HAGI Ablation - Model A - Dense Baseline (control)
TL;DR - dense baseline - the experimental control / floor. One arm of a four-model controlled ablation testing whether Clifford grade decomposition improves reasoning-per-parameter in a small language model. Headline result: it does not - on held-out validation the plain recurrent baseline (B) beats full GDR (D) on every seed. This card documents this arm and links the rest of the family so you can traverse the whole experiment.
One of four same-budget models in the HAGI Grade-Decomposed Recurrence (GDR)
ablation. All four share data, tokenizer, schedule, and token budget and differ in
only two flags - use_loop and use_gdr - so the comparison isolates the
mechanism with no confounds.
Research artifact, not a product. ~114M parameters, trained on 500M tokens (well under Chinchilla-optimal for this size). It writes fluent, on-topic English but its facts are unreliable. Its purpose is a controlled scientific comparison.
This model
| Role | dense baseline - the experimental control / floor |
Recurrence (use_loop) |
none |
Clifford GDR (use_gdr) |
none |
| Parameters | 113.3M |
| Checkpoint | step-00007630.pt (model + optimizer state + config dict) |
| Tokens seen | 500M (sequence length 1024) |
| Eval loss / perplexity | 3.4880 / 32.72 (shared 819,200-token set, seed 42) |
What is HAGI / GDR?
HAGI tests one hypothesis: does decomposing a recurrent transformer's hidden state into Clifford-algebra grades - scalar / vector / bivector / trivector, each with its own update rate, plus a geometric-product cross-grade interaction - improve reasoning-per-parameter in small models?
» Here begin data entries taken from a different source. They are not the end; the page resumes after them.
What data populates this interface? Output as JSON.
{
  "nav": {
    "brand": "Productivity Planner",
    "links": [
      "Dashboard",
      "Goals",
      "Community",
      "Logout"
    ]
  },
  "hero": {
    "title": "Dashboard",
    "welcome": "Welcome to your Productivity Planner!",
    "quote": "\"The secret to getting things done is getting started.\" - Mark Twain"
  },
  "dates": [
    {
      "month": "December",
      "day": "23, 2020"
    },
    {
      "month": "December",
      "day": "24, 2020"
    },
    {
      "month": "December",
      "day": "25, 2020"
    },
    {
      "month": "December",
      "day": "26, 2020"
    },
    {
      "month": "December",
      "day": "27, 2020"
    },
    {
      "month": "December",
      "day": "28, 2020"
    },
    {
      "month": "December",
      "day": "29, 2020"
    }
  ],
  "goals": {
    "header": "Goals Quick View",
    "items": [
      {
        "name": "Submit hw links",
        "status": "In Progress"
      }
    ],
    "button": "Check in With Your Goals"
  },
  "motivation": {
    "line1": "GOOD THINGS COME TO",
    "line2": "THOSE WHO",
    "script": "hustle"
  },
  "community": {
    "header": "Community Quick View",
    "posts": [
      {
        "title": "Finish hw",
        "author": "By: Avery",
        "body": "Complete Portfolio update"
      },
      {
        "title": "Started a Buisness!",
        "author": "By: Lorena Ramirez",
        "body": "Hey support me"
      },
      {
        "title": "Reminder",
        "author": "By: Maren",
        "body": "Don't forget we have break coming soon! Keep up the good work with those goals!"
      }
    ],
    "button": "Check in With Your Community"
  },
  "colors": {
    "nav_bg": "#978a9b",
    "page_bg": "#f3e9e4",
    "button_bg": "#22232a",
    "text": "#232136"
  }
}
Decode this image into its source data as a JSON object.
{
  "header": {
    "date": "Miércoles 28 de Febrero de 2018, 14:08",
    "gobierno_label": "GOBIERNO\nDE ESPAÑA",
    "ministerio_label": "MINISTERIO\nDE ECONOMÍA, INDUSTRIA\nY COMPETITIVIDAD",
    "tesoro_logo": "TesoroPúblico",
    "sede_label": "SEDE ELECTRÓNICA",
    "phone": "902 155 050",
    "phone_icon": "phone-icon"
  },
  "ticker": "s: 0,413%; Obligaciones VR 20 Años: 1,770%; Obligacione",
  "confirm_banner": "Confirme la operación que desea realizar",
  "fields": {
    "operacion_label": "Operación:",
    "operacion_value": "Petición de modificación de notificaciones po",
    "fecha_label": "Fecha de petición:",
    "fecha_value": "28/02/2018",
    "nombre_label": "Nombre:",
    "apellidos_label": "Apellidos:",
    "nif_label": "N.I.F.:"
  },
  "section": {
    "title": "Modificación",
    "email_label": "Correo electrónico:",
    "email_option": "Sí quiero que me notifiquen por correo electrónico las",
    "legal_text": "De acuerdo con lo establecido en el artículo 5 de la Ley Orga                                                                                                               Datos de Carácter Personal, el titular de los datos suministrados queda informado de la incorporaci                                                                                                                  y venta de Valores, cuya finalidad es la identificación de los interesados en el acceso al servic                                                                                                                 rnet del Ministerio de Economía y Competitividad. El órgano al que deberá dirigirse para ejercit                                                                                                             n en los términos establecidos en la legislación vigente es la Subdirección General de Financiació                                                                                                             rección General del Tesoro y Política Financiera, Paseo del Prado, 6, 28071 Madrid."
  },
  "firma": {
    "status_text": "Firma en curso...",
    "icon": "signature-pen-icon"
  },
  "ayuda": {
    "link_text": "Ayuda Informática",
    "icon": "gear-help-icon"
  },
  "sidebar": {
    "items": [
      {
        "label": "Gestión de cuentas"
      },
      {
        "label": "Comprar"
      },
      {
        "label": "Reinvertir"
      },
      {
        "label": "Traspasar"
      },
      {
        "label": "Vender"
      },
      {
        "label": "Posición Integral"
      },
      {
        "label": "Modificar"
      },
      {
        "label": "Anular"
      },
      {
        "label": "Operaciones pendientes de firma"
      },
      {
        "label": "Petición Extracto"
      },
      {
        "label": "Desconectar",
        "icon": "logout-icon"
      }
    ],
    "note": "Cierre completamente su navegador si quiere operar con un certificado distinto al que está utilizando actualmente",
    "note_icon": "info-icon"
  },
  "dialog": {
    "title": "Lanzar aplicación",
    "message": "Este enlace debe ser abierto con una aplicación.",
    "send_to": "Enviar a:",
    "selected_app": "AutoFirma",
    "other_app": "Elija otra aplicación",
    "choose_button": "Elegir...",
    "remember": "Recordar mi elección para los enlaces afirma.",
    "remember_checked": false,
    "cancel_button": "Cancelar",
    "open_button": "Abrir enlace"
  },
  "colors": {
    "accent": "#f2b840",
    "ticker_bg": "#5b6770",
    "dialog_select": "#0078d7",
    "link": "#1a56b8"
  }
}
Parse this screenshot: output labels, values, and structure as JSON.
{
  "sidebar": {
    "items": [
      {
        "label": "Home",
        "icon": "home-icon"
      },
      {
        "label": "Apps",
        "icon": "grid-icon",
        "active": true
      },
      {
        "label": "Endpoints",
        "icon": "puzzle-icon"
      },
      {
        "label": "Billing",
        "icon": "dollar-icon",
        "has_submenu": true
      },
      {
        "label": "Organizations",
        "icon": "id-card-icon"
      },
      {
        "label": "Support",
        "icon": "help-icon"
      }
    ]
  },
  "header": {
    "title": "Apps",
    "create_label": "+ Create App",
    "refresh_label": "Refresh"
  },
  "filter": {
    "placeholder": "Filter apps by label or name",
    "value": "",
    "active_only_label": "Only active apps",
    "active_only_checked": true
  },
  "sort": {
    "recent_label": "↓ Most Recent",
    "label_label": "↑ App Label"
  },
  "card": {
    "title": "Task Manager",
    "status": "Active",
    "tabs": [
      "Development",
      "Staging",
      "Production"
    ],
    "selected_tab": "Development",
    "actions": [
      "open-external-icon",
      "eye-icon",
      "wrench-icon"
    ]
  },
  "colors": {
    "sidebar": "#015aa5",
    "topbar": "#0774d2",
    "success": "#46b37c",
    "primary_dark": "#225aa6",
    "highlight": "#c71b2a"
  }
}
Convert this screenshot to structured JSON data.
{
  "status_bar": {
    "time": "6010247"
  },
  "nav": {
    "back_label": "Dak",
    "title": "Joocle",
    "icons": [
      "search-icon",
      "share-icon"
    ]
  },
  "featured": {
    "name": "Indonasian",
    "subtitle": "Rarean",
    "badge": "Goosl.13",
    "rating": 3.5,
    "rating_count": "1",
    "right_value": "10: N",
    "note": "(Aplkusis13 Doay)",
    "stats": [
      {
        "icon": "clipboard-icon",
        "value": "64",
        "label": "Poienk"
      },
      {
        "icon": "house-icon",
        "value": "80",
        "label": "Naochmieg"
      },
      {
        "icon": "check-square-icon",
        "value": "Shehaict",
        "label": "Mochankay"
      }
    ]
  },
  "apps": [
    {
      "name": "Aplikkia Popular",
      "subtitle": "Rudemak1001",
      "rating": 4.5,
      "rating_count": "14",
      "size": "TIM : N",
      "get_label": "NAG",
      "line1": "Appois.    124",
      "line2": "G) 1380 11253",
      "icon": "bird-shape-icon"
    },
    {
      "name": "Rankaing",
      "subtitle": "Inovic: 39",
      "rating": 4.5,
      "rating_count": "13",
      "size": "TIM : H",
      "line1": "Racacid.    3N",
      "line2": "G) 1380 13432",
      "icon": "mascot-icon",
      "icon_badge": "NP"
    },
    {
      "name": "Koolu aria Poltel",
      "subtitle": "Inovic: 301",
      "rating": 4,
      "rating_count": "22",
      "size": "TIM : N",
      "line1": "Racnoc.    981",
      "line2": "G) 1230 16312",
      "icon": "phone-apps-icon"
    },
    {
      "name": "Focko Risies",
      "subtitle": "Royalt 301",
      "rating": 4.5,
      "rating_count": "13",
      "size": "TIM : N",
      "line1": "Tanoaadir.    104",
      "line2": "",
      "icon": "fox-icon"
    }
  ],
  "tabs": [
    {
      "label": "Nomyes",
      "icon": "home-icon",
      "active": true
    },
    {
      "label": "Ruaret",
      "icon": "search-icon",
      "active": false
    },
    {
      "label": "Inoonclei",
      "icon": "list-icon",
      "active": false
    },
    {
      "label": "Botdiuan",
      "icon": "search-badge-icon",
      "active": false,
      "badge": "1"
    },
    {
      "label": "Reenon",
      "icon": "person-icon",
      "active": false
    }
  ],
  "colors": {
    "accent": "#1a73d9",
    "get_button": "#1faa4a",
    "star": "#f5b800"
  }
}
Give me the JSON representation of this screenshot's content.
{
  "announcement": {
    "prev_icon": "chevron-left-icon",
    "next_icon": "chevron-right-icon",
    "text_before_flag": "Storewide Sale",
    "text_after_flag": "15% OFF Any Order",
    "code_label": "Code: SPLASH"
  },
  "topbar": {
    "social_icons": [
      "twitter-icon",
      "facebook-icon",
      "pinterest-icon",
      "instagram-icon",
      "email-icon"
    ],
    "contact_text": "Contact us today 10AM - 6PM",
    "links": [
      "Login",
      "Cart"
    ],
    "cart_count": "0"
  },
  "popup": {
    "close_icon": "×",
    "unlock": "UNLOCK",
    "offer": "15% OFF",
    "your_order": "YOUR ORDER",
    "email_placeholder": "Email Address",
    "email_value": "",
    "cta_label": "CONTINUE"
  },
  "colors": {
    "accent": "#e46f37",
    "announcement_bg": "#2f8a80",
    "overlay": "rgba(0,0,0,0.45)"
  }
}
A standard recurrent-depth transformer iterates over a flat hidden vector and gains plateau after a few iterations because every dimension converges at the same rate. GDR splits the state into grades that evolve at different rates, so each reasoning iteration has distinct dynamics.
The ablation (where this model fits)
| Model | Recurrence | Clifford GDR | Params |
|---|---|---|---|
| A (this model) | - | - | 113.3M |
| B | loop x3 | - | 113.3M |
| C | - | grades | 114.6M |
| D | loop x3 | grades | 114.6M |
Decisive comparison: B vs D - identical parameters and compute pattern; the only
difference is grade decomposition. Secondary: C vs D (integrated vs bolted-on
Clifford). A is the floor. Read with the gates in docs/ABLATION.md.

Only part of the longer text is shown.